She sidled to him, forgotting her coldness in the strange sight that greeted her eyes. In the plain below was a round and shining ball. A cave stood open in the sides of the ball; from this cave issued creatures. Not men, like themselves, nor animals like Tran the Long-Toothed or Shur the Swinger. But odd creatures dressed in silver hair that glistened. Hastily she swung behind Bab as he clambered down the side of the cliff, intent on plumbing this marvel.
Fearlessly they approached the shining ball. One of the creatures raised his voice in strange, fluent, meaningless syllables. Others of the Shining Ones came running. They raised hands in token of friendship. Bab and Thaa responded. Thaa shivered in awe as she watched the strange beings. Were they gods? she thought.
One of the visitors saw her shiver, moved forward.
"Poro methe eus?" he asked.
Thaa gazed at him dumbly; her eyes adoring. The tongue of the gods was not for mortals to know. She bowed. The young visitor turned to one of his elders.

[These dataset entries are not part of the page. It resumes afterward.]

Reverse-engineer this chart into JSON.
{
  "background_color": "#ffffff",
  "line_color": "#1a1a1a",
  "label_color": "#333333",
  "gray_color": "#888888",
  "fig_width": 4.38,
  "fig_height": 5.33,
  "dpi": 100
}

"The creature is cold, but knows not that I have asked her so. What shall I do?"
The elder nodded sadly.
"What matters it? Let them live or die, sad brutes, as you think best. When I consider the waste, the futility, of our tedious voyage across the emptiness of space to find these as our neighbors—" He sighed.
"Yet some day," mused the younger one, "may evolve from these beasts men like ourselves. Who knows? Our world is older than theirs, and wiser. Yet even now our planet is dying. By the time they have become intelligent enough to return this visit, we may be dead, our civilization ended.